Après avoir exprimé une valeur différente au QI humain selon la couleur de peau, après avoir assigné aux hommes et aux femmes des qualités intellectuelles différentes, le voilà qui réédite sur le réseau social des propos indignes, a fortiori venant d’un membre de l’Académie royale de Belgique.

Dans son dernier tweet, Laurent Minguet fait référence à un moyen mnémotechnique enseigné à l’école pour apprendre les exceptions du pluriel des mots en "ou" : Laurent Minguet y écrit, je cite, "Viens sur mes genoux, avec des cailloux pour lapider ce vilain Zibouh plein poux", fin de citation.

Il vise en fait la docteure en sciences politiques et militante écologiste Fatima Zibouh, chargée de défendre le dossier de Bruxelles, capitale européenne de la culture en 2030.

Comment Laurent Minguet a-t-il été admis à l’Académie royale de Belgique ?

Sur quelle base académique cet ingénieur de l’Université de Liège, investisseur et homme d’affaires a-t-il été admis dans une institution vénérable, au service du savoir ? Nous avons posé la question à Didier Viviers, le secrétaire perpétuel de l’Académie.

" Laurent Minguet fait partie de la toute première promotion de la dernière classe qui a été créée par l’Académie, qui est la classe "Technologie et Société", qui a été créée en 2009. Parce qu’avant, il y avait trois classes : Lettres, Sciences morales et Politiques – Sciences - et puis Arts. Il n’y avait pas de classe de Technologie, d’ingénieurs.

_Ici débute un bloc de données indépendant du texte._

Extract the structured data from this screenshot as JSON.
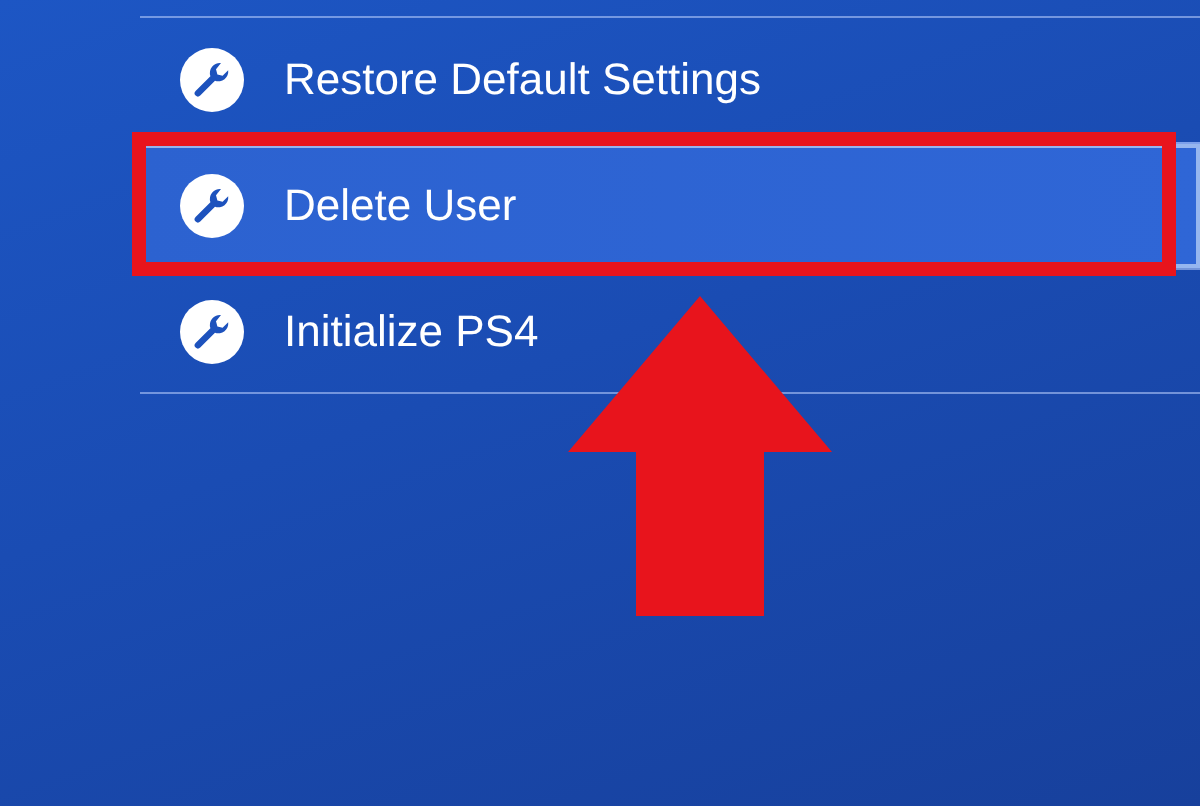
{
  "menu": {
    "items": [
      {
        "label": "Restore Default Settings",
        "selected": false
      },
      {
        "label": "Delete User",
        "selected": true
      },
      {
        "label": "Initialize PS4",
        "selected": false
      }
    ]
  }
}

A l’époque, on a considéré comme utile de créer une classe qui non seulement s’intéressait aux technologies, mais aussi à leur application à la société. Quand on crée quelque chose, il faut créer un noyau et les responsables de cette création de classe, il y a une quinzaine d’années, se sont tournés notamment vers Laurent Minguet, qui à l’époque avait créé une spin-off très dynamique sur une technologie de pointe. Il a fait partie de ce premier groupe et puis, voilà […] Je voudrais insister sur le fait qu’il est rentré à un moment où, la classe étant nouvelle, il n’est pas passé par les modalités de recrutement qu’ont empruntées la plupart des personnalités en poste."

Comment cela se passe d’habitude

Autrement dit, la fenêtre était ouverte, il y a eu un appel d’air, et l’homme s’est retrouvé académicien.

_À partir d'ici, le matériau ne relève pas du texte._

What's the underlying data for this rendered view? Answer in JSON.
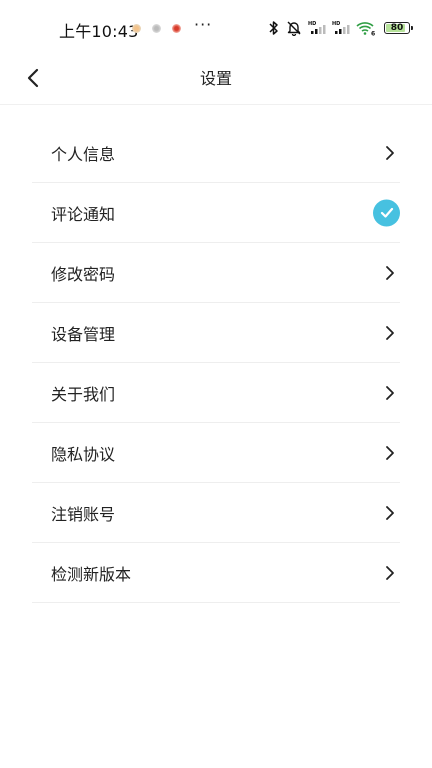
{
  "status_bar": {
    "time": "上午10:43",
    "more": "···",
    "battery": "80",
    "icons": [
      "bluetooth-icon",
      "bell-off-icon",
      "signal-hd-icon",
      "signal-hd-icon",
      "wifi-icon",
      "battery-icon"
    ],
    "app_icons": [
      "notification-app-icon",
      "notification-app-icon",
      "notification-app-icon"
    ]
  },
  "header": {
    "title": "设置",
    "back_icon": "chevron-left-icon"
  },
  "settings": {
    "items": [
      {
        "label": "个人信息",
        "accessory": "chevron-right-icon"
      },
      {
        "label": "评论通知",
        "accessory": "check-circle-icon"
      },
      {
        "label": "修改密码",
        "accessory": "chevron-right-icon"
      },
      {
        "label": "设备管理",
        "accessory": "chevron-right-icon"
      },
      {
        "label": "关于我们",
        "accessory": "chevron-right-icon"
      },
      {
        "label": "隐私协议",
        "accessory": "chevron-right-icon"
      },
      {
        "label": "注销账号",
        "accessory": "chevron-right-icon"
      },
      {
        "label": "检测新版本",
        "accessory": "chevron-right-icon"
      }
    ]
  },
  "colors": {
    "accent": "#47c1e0",
    "divider": "#eeeeee",
    "text": "#222222",
    "background": "#ffffff"
  }
}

En principe, une admission à l’Académie royale de Belgique ne se passe pas comme ça, comme l’explique Didier Viviers : "Il y a des fauteuils qui se libèrent, premier acte de la pièce. On regarde quels sont les fauteuils disponibles, parce que des académiciens sont partis à la retraite, admis à l’honorariat, ou décédés… Et puis, à ce moment-là, il y a un échange : on essaye qu’il y ait un maximum de disciplines représentées et puis on regarde, dans celles qui ne le seraient pas assez, quel serait le meilleur spécialiste de la question parmi les scientifiques généralement ou les artistes pour la classe des Arts. Après, il y a une élection au sein de la classe en question où il faut un quorum, une majorité… C’est un assez long processus qui occupe à peu près 5 mois de l’année. C’est assez long et sérieux. Normalement… et terriblement majoritairement."

Bloqués par l’absence de disposition dans le règlement

L’Académie royale de Belgique a déjà réagi dans le passé. Elle s’est jointe à la plainte déposée par Unia à l’encontre du compte Twitter de Laurent Minguet, en décembre dernier, après le tweet de ce dernier établissant une hiérarchie des moyennes de QI entre les "noirs", les "blancs" et les "Asiatiques". La commission administrative de l’Académie avait affirmé sa "totale désapprobation" des propos tenus par Laurent Minguet.

Alors pourquoi n’exclut-elle pas son membre récidiviste ? Une question de règlement. Car en 250 ans, jamais la question ne s’est posée, de devoir exclure un membre pour des propos racistes ou incitant à la haine… sauf, dit Didier Viviers, "peut-être et de manière assez exceptionnelle à la fin de la 2e guerre mondiale par rapport à la collaboration." Une mesure disciplinaire allant jusqu’à l’exclusion n’est donc pas prévue dans le règlement.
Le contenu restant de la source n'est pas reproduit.